Você vai sentir o ar gelado do Monte Fuji no rosto na 5ª Estação, provar mochi fresquinho perto das lagoas cristalinas de Oshino Hakkai, subir os degraus do santuário para aquela vista de cartão-postal na Pagoda Chureito e caminhar pelas trilhas à beira do Lago Kawaguchiko, sempre com Fuji te observando. Esse passeio privado saindo de Tóquio é no seu ritmo — e vai deixar saudade daqueles momentos de paz muito depois de voltar pra casa.
O passeio dura cerca de 10 horas, incluindo o trajeto entre Tóquio e Monte Fuji.
Sim, o transporte privado com pickup no hotel está incluso na reserva.
Você vai conhecer a 5ª Estação do Monte Fuji, as lagoas de Oshino Hakkai, a Pagoda Chureito, o Lago Kawaguchiko, o Parque Oishi e pode incluir paradas nas fontes termais de Hakone ou passeios de teleférico.
Não há refeições fixas, mas há muitas opções de lanches locais para comprar pelo caminho, como mochi assado ou macarrão.
O tour é acessível para cadeirantes e oferece assentos para bebês; a maioria das paradas é fácil para todos, embora a Pagoda Chureito tenha muitos degraus.
Sim, você pode ajustar o roteiro para passar mais tempo em certos pontos ou incluir lugares como as fontes termais de Hakone e passeios cênicos de barco.

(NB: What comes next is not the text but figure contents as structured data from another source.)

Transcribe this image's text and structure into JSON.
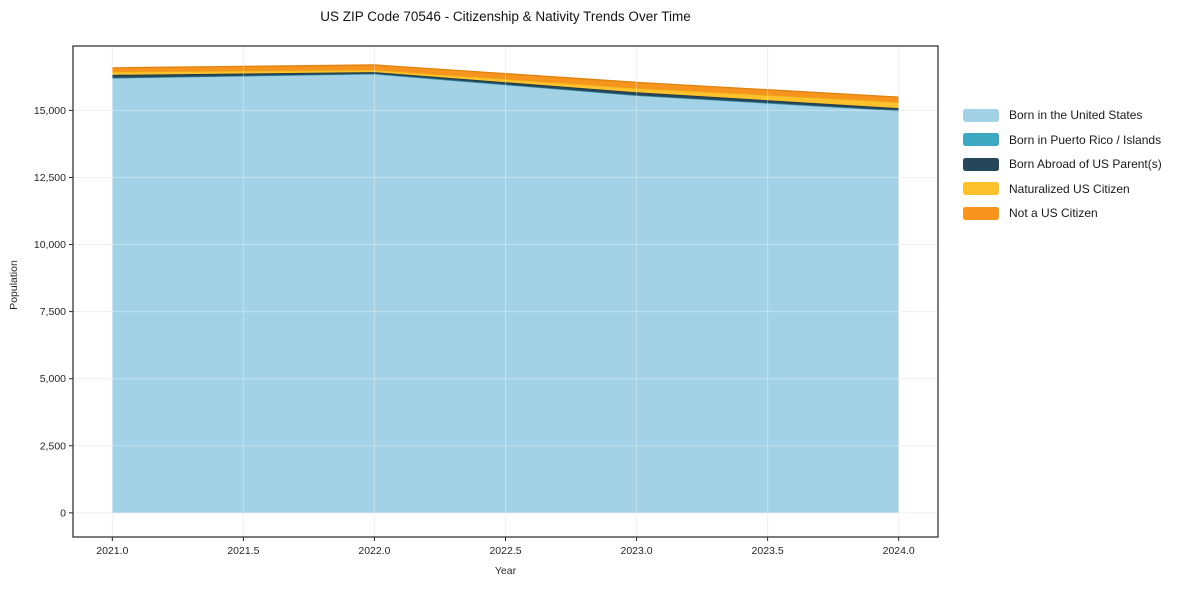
{
  "title": "US ZIP Code 70546 - Citizenship & Nativity Trends Over Time",
  "chart_data": {
    "type": "area",
    "stacked": true,
    "title": "US ZIP Code 70546 - Citizenship & Nativity Trends Over Time",
    "xlabel": "Year",
    "ylabel": "Population",
    "x": [
      2021,
      2022,
      2023,
      2024
    ],
    "series": [
      {
        "id": "born-us",
        "name": "Born in the United States",
        "color": "#a3d2e7",
        "edge": "#8ec5dc",
        "values": [
          16200,
          16350,
          15550,
          14980
        ]
      },
      {
        "id": "born-pr-islands",
        "name": "Born in Puerto Rico / Islands",
        "color": "#3da8c0",
        "edge": "#35899e",
        "values": [
          15,
          15,
          15,
          15
        ]
      },
      {
        "id": "born-abroad",
        "name": "Born Abroad of US Parent(s)",
        "color": "#26465a",
        "edge": "#1d3947",
        "values": [
          110,
          60,
          110,
          90
        ]
      },
      {
        "id": "naturalized",
        "name": "Naturalized US Citizen",
        "color": "#fcc22e",
        "edge": "#eab117",
        "values": [
          110,
          80,
          150,
          220
        ]
      },
      {
        "id": "not-citizen",
        "name": "Not a US Citizen",
        "color": "#f6941e",
        "edge": "#e0820e",
        "values": [
          150,
          190,
          220,
          190
        ]
      }
    ],
    "xlim": [
      2020.85,
      2024.15
    ],
    "ylim": [
      -900,
      17400
    ],
    "x_ticks": [
      2021.0,
      2021.5,
      2022.0,
      2022.5,
      2023.0,
      2023.5,
      2024.0
    ],
    "x_tick_labels": [
      "2021.0",
      "2021.5",
      "2022.0",
      "2022.5",
      "2023.0",
      "2023.5",
      "2024.0"
    ],
    "y_ticks": [
      0,
      2500,
      5000,
      7500,
      10000,
      12500,
      15000
    ],
    "y_tick_labels": [
      "0",
      "2,500",
      "5,000",
      "7,500",
      "10,000",
      "12,500",
      "15,000"
    ],
    "grid": true,
    "legend_position": "right",
    "colors": {
      "grid_under": "#e9e9e9",
      "grid_over": "rgba(255,255,255,0.35)",
      "frame": "#262626",
      "tick_text": "#262626",
      "background": "#ffffff"
    }
  }
}
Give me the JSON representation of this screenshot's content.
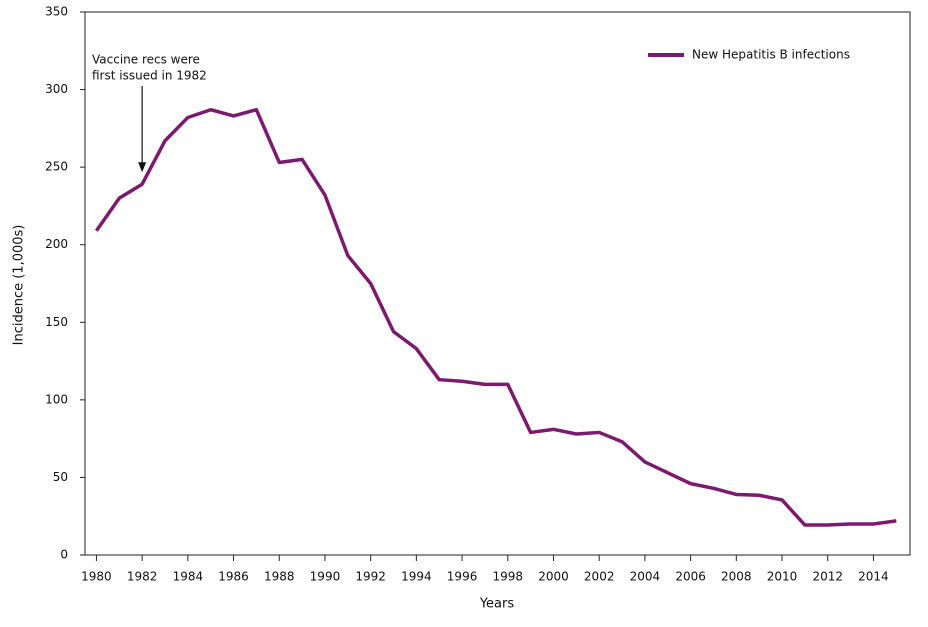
{
  "chart_data": {
    "type": "line",
    "x": [
      1980,
      1981,
      1982,
      1983,
      1984,
      1985,
      1986,
      1987,
      1988,
      1989,
      1990,
      1991,
      1992,
      1993,
      1994,
      1995,
      1996,
      1997,
      1998,
      1999,
      2000,
      2001,
      2002,
      2003,
      2004,
      2005,
      2006,
      2007,
      2008,
      2009,
      2010,
      2011,
      2012,
      2013,
      2014,
      2015
    ],
    "series": [
      {
        "name": "New Hepatitis B infections",
        "color": "#7b1a6e",
        "values": [
          209,
          230,
          239,
          267,
          282,
          287,
          283,
          287,
          253,
          255,
          232,
          193,
          175,
          144,
          133,
          113,
          112,
          110,
          110,
          79,
          81,
          78,
          79,
          73,
          60,
          53,
          46,
          43,
          39,
          38.5,
          35.5,
          19.3,
          19.3,
          20,
          20,
          22
        ]
      }
    ],
    "xlim": [
      1979.5,
      2015.6
    ],
    "xticks": [
      1980,
      1982,
      1984,
      1986,
      1988,
      1990,
      1992,
      1994,
      1996,
      1998,
      2000,
      2002,
      2004,
      2006,
      2008,
      2010,
      2012,
      2014
    ],
    "ylim": [
      0,
      350
    ],
    "yticks": [
      0,
      50,
      100,
      150,
      200,
      250,
      300,
      350
    ],
    "xlabel": "Years",
    "ylabel": "Incidence (1,000s)",
    "annotation": {
      "lines": [
        "Vaccine recs were",
        "first issued in 1982"
      ],
      "x": 1982
    },
    "legend": "top-right"
  }
}
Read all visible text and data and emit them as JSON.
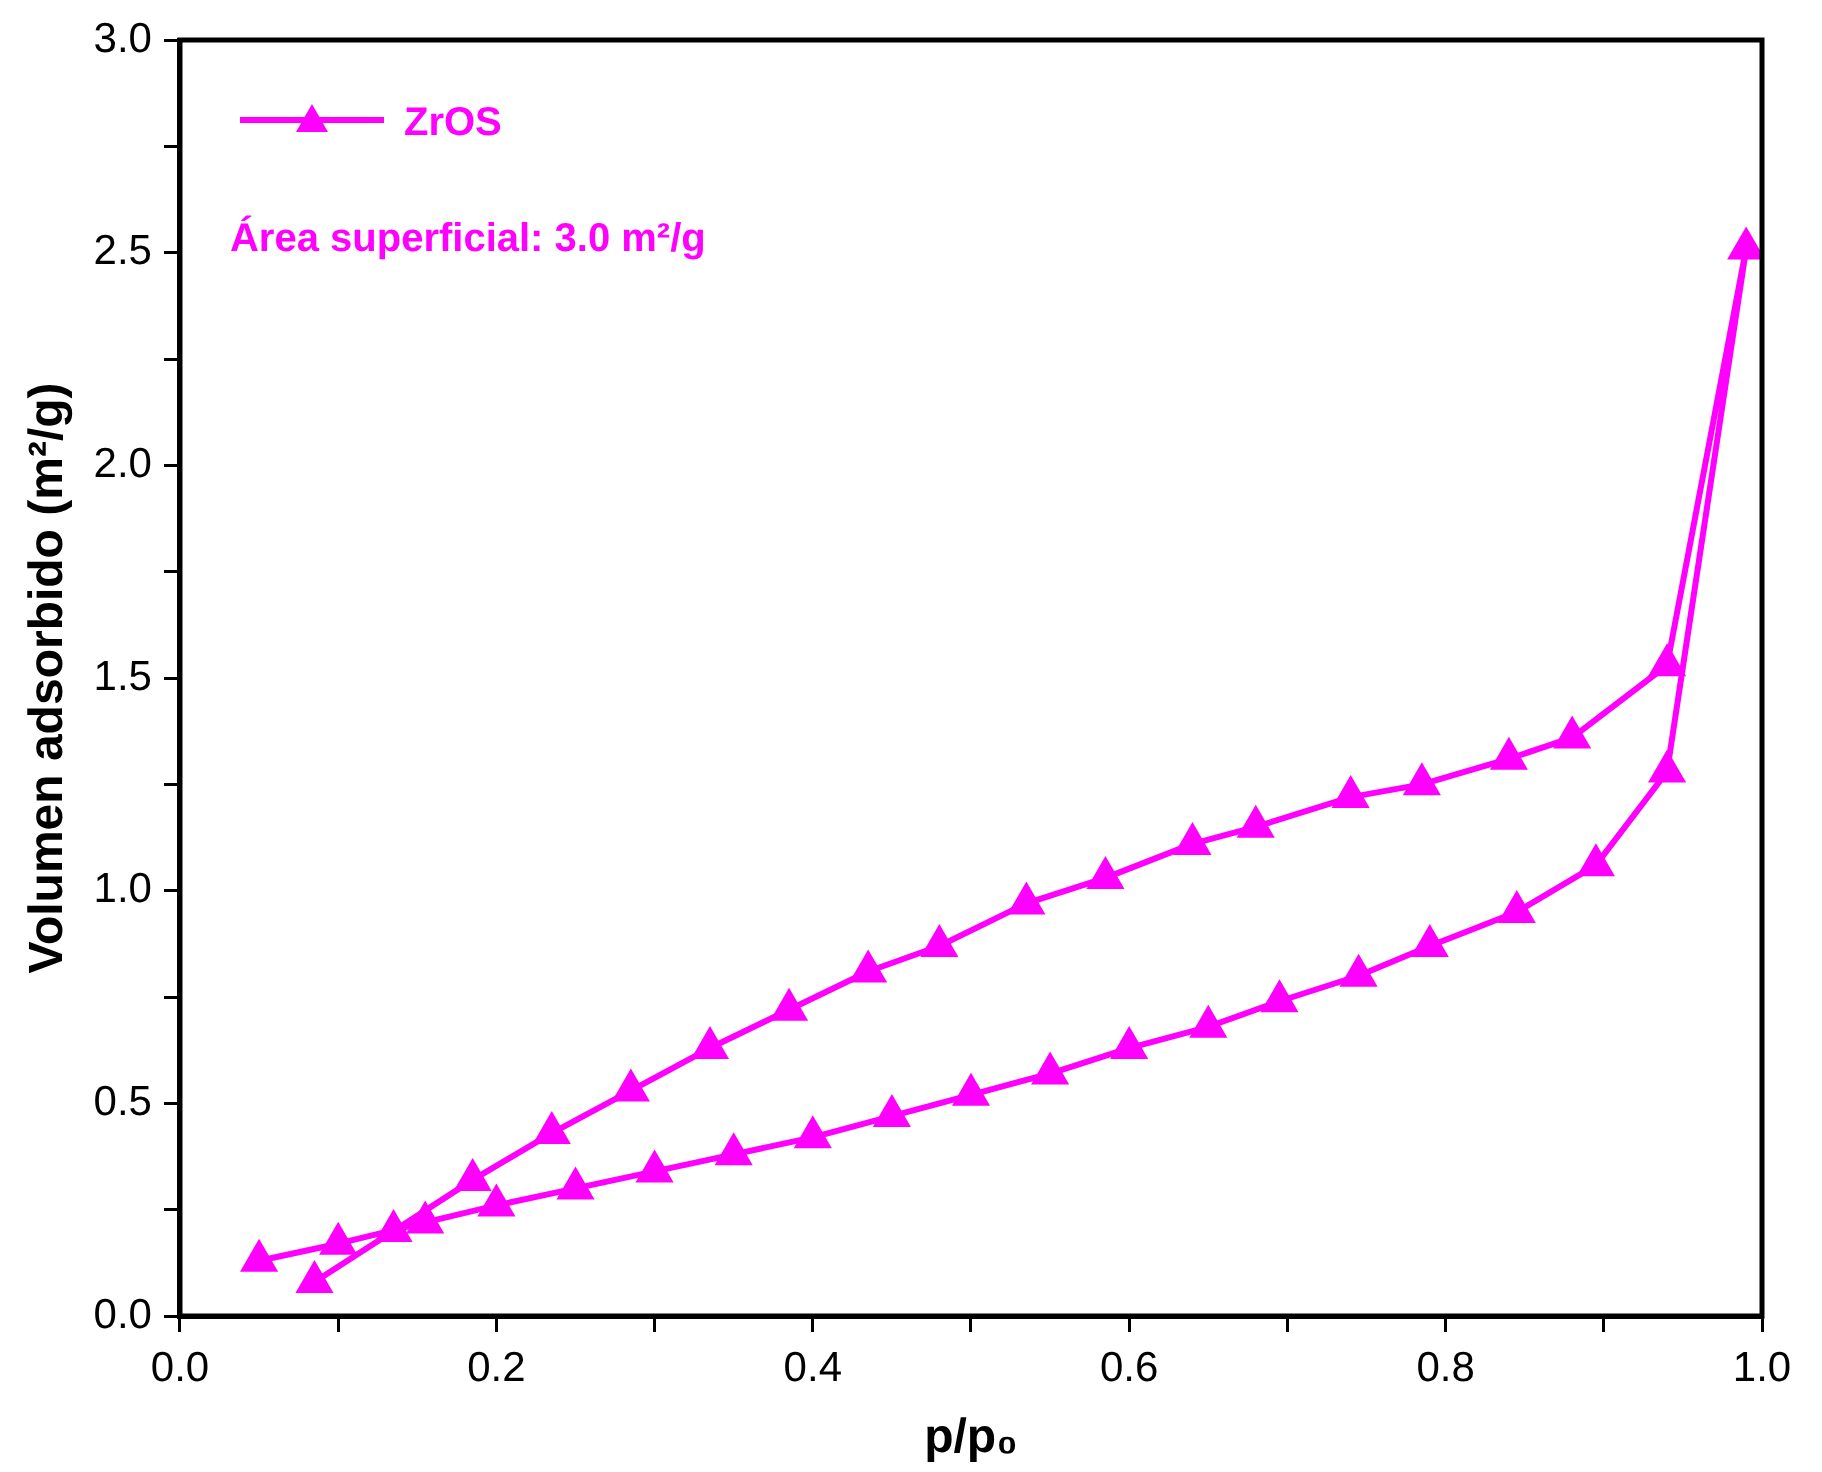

Seu dia inclui transporte privado saindo de Tóquio com pickup e retorno ao hotel, todas as taxas de pedágio e estacionamento pagas para você não se preocupar com nada — só curtir santuários, lagos e vilarejos no seu ritmo (e quem sabe provar alguns petiscos locais pelo caminho).
A primeira coisa que me chamou atenção não foi o Monte Fuji em si — foi o sorriso do nosso motorista, o Sr. Sato, quando apontou a montanha por uma fresta nas nuvens. Ela parecia tímida naquela manhã, meio escondida, mas imensa, e percebi que minhas fotos jamais captariam a sensação de vê-la ao vivo. Saímos cedo de Tóquio (a cidade ainda meio sonolenta) e, depois de algumas horas na estrada e um café de máquina, lá estava ela — Fuji dominando tudo ao redor. O ar na 5ª Estação era cortante e gelado, mesmo em maio. Lembro das pontas dos dedos formigando enquanto eu experimentava uma batata-doce quente numa barraquinha perto do Santuário Komitake; o vapor subia com o vento enquanto os caminhantes se preparavam ao nosso redor.
Depois, paramos em Oshino Hakkai — um conjunto de lagoas tão cristalinas que dava para ver cada pedrinha e os carpas preguiçosos deslizando na água. No ar, um leve cheiro de carvão vindo de alguém assando mochi ali perto (comprei um, ainda quentinho). Nossa guia, Yuki, nos ensinou a pegar água com aquelas conchas de bambu — ela riu quando derramei metade no braço. A vila parecia um pedaço do Japão antigo: pontes de madeira, telhados de palha, crianças em excursão acenando para a gente. É mais silenciosa do que eu imaginava; dá para ouvir a água correndo sob os pés se você parar um instante.
Não esperava ficar sem fôlego subindo até a Pagoda Chureito — 400 degraus não são brincadeira, ainda mais quando a vista te distrai a cada poucos metros. Mas, sinceramente? Vale cada passo. As pétalas de sakura já tinham quase acabado, mas ainda havia algumas agarradas, o suficiente para eu imaginar como deve ser a explosão de flores na primavera. Yuki contou que famílias locais vêm aqui para piqueniques de hanami; deu até vontade de ter trazido sanduíches.
À tarde, o Lago Kawaguchiko estava espelhado — nuvens deslizando devagar na superfície e Fuji se refletindo perfeitamente. Caminhamos um pouco pelo Parque Oishi (as flores ainda não tinham desabrochado, mas dava para sentir um cheiro verde e terroso). Havia pessoas pescando calmamente na margem e algumas crianças correndo perto da água. No caminho de volta para Tóquio, aproveitamos um rápido passeio no Teleférico Panorâmico do Monte Fuji — a cidade lá embaixo parecia minúscula, mas Fuji só ficava maior a cada instante.